Tatort: Wahl

Ich finde, es wird zu viel gemordet in Deutschland. Von Rosenheim über Münster bis nach Schwanitz an der Ostsee: Überall türmen sich Leichen. Es gibt definitiv keinen Fachkräftemangel bei TV-Kommissaren und TV-Kommissarinnen. Sie alle sind hocheffektiv und schaffen es, ihre Fälle wie einst MacGyver unkonventionell und rasant zu lösen. Gut, dass die nächste Leiche schon wartet.

Beim letzten Tatort aus Stuttgart „Verblendung“ konnte ich der Beschreibung nicht widerstehen. Sie versprach Nervenkitzel ohne Ende. Und in der Tat: Die Geschichte werde ich wohl nie vergessen.

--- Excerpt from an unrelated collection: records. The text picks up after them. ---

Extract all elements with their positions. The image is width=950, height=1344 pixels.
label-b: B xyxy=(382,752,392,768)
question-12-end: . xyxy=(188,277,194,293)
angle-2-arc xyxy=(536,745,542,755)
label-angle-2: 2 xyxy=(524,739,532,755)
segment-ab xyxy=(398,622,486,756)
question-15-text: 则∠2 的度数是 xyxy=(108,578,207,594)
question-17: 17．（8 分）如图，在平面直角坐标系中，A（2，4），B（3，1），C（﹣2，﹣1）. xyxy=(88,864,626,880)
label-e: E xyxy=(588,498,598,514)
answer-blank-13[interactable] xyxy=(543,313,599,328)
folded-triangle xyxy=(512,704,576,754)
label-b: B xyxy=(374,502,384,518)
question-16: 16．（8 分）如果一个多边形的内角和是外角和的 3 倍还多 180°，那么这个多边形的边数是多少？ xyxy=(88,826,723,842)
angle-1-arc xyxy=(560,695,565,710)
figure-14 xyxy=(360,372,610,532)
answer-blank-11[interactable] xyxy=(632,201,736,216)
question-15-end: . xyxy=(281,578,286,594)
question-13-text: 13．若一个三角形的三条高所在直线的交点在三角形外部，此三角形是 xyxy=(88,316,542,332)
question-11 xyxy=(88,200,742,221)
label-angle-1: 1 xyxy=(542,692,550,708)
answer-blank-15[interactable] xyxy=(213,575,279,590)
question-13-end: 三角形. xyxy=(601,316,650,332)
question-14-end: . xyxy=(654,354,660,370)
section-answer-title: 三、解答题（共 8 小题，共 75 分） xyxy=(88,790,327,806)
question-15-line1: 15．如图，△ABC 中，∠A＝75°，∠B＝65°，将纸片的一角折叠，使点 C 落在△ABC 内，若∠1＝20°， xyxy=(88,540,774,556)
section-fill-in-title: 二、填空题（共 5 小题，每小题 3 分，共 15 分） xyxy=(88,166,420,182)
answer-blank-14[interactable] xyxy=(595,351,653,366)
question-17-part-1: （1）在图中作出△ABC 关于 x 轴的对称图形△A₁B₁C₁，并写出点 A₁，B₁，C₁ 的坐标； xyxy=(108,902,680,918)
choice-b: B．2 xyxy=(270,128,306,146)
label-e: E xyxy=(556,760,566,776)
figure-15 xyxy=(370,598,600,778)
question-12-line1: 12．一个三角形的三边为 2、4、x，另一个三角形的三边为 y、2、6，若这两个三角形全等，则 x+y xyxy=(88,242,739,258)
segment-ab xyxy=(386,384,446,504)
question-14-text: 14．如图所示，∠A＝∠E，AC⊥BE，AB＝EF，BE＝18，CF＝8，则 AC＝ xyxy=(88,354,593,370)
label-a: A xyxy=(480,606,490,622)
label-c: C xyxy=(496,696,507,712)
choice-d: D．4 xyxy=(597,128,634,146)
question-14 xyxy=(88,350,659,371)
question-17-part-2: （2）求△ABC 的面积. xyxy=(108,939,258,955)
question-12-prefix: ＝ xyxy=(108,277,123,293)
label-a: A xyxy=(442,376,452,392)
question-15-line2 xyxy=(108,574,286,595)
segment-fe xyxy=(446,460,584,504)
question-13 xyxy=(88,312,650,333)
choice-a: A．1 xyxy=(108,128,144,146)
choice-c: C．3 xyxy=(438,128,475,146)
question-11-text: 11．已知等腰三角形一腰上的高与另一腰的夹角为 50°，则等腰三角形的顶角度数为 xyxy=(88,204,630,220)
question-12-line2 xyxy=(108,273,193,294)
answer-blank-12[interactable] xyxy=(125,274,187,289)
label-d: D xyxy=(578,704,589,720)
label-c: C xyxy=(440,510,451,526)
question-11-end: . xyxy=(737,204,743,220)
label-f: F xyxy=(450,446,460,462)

In einem Stuttgarter Kino wird ein Film zum Thema „Demokratie“ gezeigt. Zur Premiere ist ein illustres Publikum geladen. Mit dabei: Polizeipräsident, Staatssekretär aus dem Innenministerium, zweifelhafter Lokalpolitiker und Arzt, bekannte Fernsehjournalistin und ein Kommissar, in diesem Falle Bootz, weil Lannert ein Date hat.

Schon nach wenigen Minuten bringen zwei bewaffnete Rechtsextremisten den Saal in ihre Gewalt – inklusive Sprengstoffbombe am Eingang. Der erste Kinogast wird erschossen, der Geiselnehmer angeschossen. Die Rädelsführerin stellt ihre Forderung nach Freilassung von Terroristen und einem Geständnis des Innenministers über den Mord an Gefangenen.

Ein perfides Kammerspiel beginnt, während sich draußen die Sonderkommission formiert und fieberhaft recherchiert und verhandelt.

 

Die Qual der Wahl

 

Um den Druck zu erhöhen, erschießt die Geiselnehmerin jede halbe Stunde eine Geisel. Und zwar nicht schmerz- und wahllos, sondern nach demokratischen Prinzipien. Sie stellt zwei Personen gegenüber und lässt das anwesende „Volk“ per Handzeichen entscheiden, wer sterben soll. Zu Bootz’ Entsetzen, machen einige der Anwesenden willig mit. Sein Appell: „Tun Sie das nicht, Sie könnten als Nächste da vorne stehen!“ verpufft. „Lieber die als ich!“, ist die Antwort.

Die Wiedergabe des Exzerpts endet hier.